# How to decide stability of Runge-Kutta method for non-linear ODE?

I'm working on a parameter study of Duffing's equation

$\ddot x + \delta \dot x + \alpha x + \beta x^3 = \gamma \cos{\omega t},$

where $\delta, \alpha, \beta, \gamma$ and $\omega$ are real parameters and $\dot x := dx/dt$. Substituting $x \rightarrow u, \dot x\rightarrow v$ in the usual manner, the idea is to integrate the system

$\dot u = v$,
$\dot v = \gamma \cos{\omega t} - \delta v - \alpha u - \beta u^3$

using the fourth order Runge-Kutta method. I've chosen this pretty much because it's standard. My questions are:

1) How do I determine whether this method is at all applicable to the problem?
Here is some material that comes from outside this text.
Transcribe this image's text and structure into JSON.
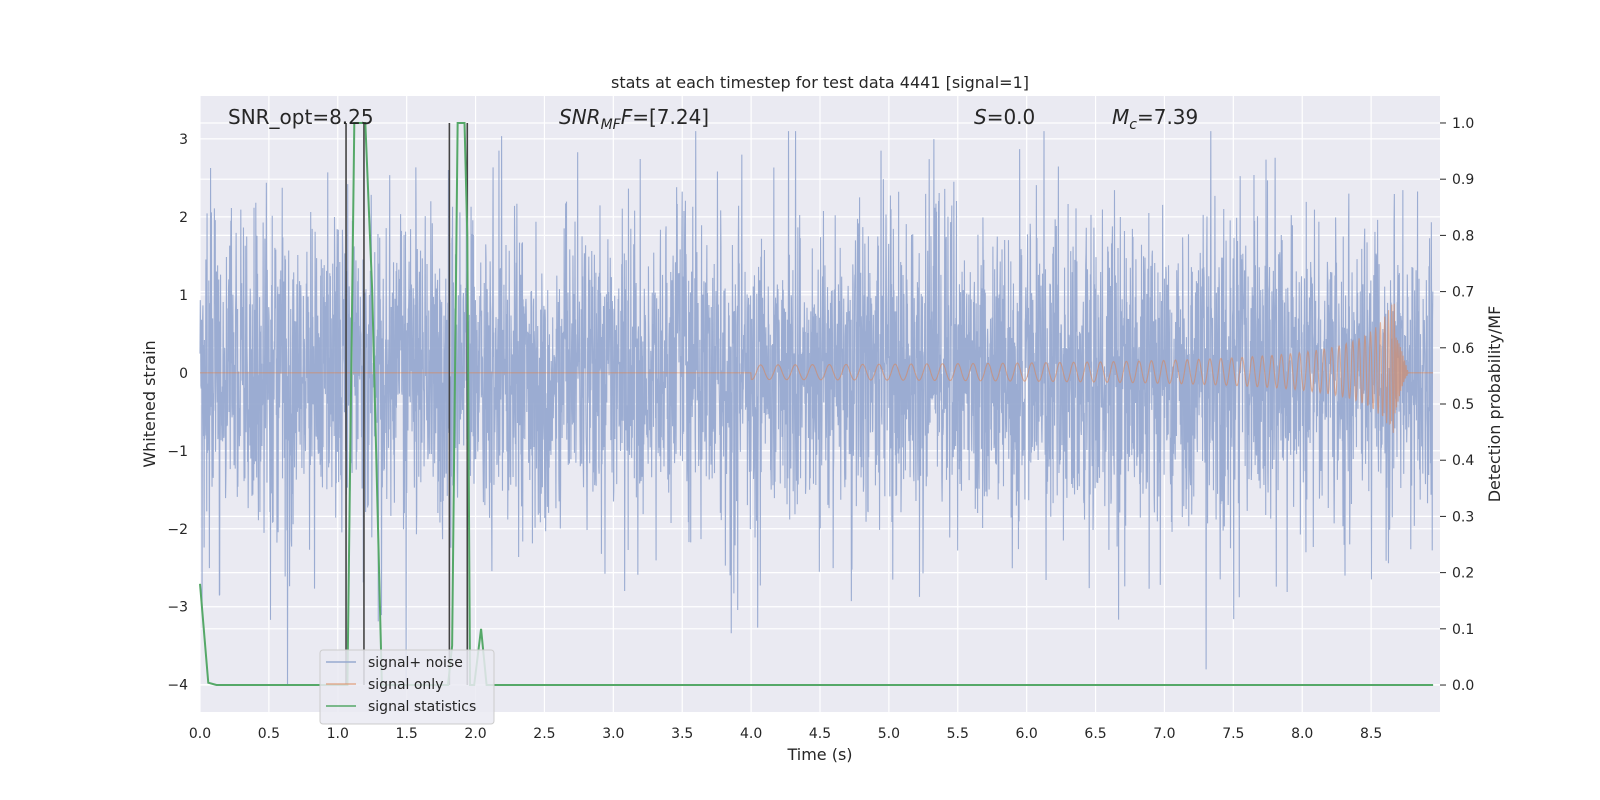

Is the problem stiff, and should I choose a different method?

This of course is complicated by the fact that Duffing's equation doesn't have an analytical solution for most parameters.
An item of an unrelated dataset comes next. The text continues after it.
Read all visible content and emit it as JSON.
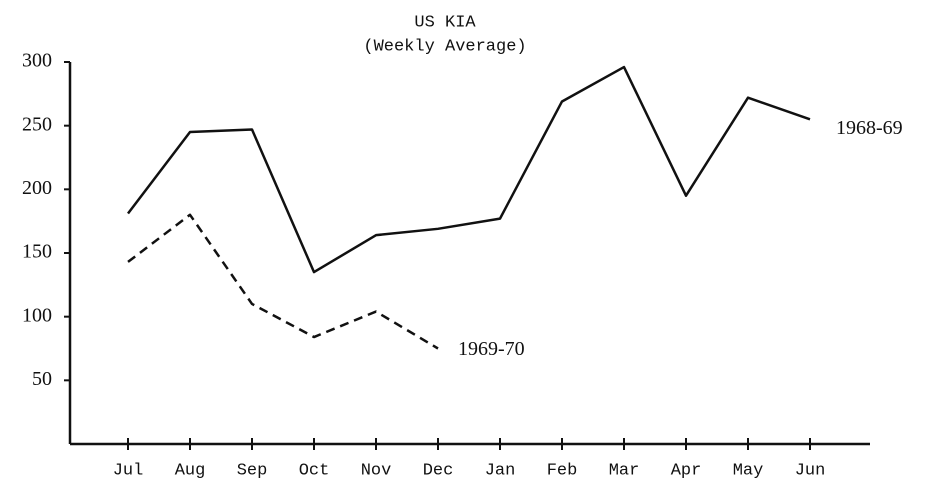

2) How do I determine what step size to use - ie. how is the error resulting from a given step size estimated? (I would very much like to avoid implementing an adaptive step size.)

Being pointed towrads good references will be much appreciated! Best regards, \T

You can apply linear stability analysis. That is, for given $u=(x,v)$ compute the linearization $Df(u)$ of the right hand side if the equation is $u‘=f(u)$. The problem is stiff if those differ by orders of magnitude. At a glance, I would not expect this.